Cinq heures de philosophie dont une extra, comme ça, pour le plaisir d’avoir parcouru la sixième méditation de la journée : l’esprit dans un état second – mais d’abord, l’entendement ou la raison ? et la volonté dans tout ça ? – non, pas Dieu, on lui a réglé son compte dans la troisième méditation (le chiffre de la sainte trinité) et depuis, il nous est bien utile en tout. En fait, Dieu en philo, c’est le mot fourre-tout dans lequel on range tout ce que nous ne pouvons pas comprendre même si on peut à la vérité le saisir par la pensée. La faille à tout système parfait, que l’on colmate et recouvre du tableau de la toute-puissance de son propriétaire. Au final, la faille a disparu sous l’aveuglement de tant de perfection, c’est magique. Tout comme l’imperturbable et tranquille résistance de notre professeur de philosophie, à côté de qui le lapin Duracell ferait pâle figure.
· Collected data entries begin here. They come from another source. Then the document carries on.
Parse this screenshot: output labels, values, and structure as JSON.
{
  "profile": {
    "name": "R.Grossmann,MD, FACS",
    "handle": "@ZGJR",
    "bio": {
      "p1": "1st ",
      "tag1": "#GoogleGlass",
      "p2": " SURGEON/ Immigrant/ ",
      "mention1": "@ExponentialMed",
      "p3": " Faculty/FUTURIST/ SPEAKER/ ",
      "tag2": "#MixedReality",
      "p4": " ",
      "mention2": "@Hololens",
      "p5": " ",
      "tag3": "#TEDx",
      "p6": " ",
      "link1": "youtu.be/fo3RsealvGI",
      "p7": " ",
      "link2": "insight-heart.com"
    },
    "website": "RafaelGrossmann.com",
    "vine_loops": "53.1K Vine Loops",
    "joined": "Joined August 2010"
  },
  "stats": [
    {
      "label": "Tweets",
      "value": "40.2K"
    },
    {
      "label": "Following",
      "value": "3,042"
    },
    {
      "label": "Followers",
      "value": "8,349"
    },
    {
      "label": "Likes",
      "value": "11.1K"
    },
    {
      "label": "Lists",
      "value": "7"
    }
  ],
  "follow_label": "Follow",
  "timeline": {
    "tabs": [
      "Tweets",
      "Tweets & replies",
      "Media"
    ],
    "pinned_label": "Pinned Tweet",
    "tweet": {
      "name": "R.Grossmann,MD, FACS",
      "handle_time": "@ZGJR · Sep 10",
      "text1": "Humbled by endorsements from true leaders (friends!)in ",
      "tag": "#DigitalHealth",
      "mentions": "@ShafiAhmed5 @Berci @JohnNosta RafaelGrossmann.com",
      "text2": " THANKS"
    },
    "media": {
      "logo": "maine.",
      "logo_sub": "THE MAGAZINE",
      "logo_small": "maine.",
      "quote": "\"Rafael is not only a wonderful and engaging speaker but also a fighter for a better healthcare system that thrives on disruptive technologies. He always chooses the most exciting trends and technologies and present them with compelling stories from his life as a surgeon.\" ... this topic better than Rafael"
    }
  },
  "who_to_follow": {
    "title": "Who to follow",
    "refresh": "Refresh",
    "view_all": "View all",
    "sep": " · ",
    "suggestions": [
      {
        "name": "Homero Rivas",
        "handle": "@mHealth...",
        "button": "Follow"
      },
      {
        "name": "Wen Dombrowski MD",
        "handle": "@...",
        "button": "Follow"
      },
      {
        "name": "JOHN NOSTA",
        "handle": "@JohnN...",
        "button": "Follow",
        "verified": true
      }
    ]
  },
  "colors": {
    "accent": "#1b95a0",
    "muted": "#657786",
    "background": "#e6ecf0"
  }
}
Dans une classe où, en lapins de piètre qualité (parce que sans marque sauf celle que Dieu a laissé sur son ouvrage), nous gisons batterie à plat (d’où que les batteries tiendraient neuf heures maintenant ?) sur nos feuilles et nos incompréhensions, il continue sa course, en gambadant gaiement entre les difficultés de la pensée de Descartes, folâtre gaiement dans les buissons de définitions, franchit les ponts entre les différentes méditations puis s’abreuve avec délectation (grâce soit rendue à l’institution de la nature qui me signale la soif par un desséchement du gosier) à la fontaine de mots. Je ne peux pas dire que je ne boirai jamais de son eau : le lapin qui n’a rien d’un lièvre est en fait une tortue refoulée (l’allure, le cou –pas le débit de paroles, malheureusement pour nos poignets crispés). Imaginez le scandale, que le lapin Duracell soit une tortue refoulée… il ne manquerait plus qu’Orphée module ses chants sur la creuse écaille de sa lyre, et on aurait tout vu. Heureusement, on a morflé MOrphée.

Girouette cacahuète

Il était une sale gamine
Girouette cacahuète
Il était une sale gamine
Qui n’avait pas envie d’khûber
Qui n’avait pas envie d’khûber
On lui fit entendre raison
Girouette cacahuète
On lui fit entendre raison
Et elle revint dans son lycée
Et elle revint dans son lycée


Blocage sur d’la philo
Girouette cacahuète
Blocage sur d’la philo
Et survint la crise de nerfs
Et survint la crise de nerfs
Elle voulut aller en fac
Girouette cacahuète
Elle voulut aller en fac

On lui fit entendre raison
On lui fit entendre raison

 

Elle resta dans son lycée
Girouette cacahuète
Elle resta dans son lycée
Sale gamine pourrie gâtée
Sale gamine pourrie gâtée
Elle n’sait plus travailler
Girouette cacahuète
Elle n’sait plus travailler
A moins qu’elle n’ait envie d’glander
A moins qu’elle n’ait envie d’gander

Mais l’année n’est pas terminée
Girouette cacahuète
Mais l’année n’est pas terminée
Verra bien c’qui lui est réservé
Verra bien c’qui lui est réservé
Mon histoire, elle, est terminée
Girouette cacahuète
Mon histoire, elle, est terminée
Messieurs, mesdames applaudissez
Messieurs, mesdames applaudissez

Un coup de khûbe n’abolira jamais le hasard

 

        C’est le vice du jeu, j’ai repris un ticket de loto – avec un peu de chance je pourrai aller déguisée en poussin jaune crier « au revoir, au revoir, examinateur ! » .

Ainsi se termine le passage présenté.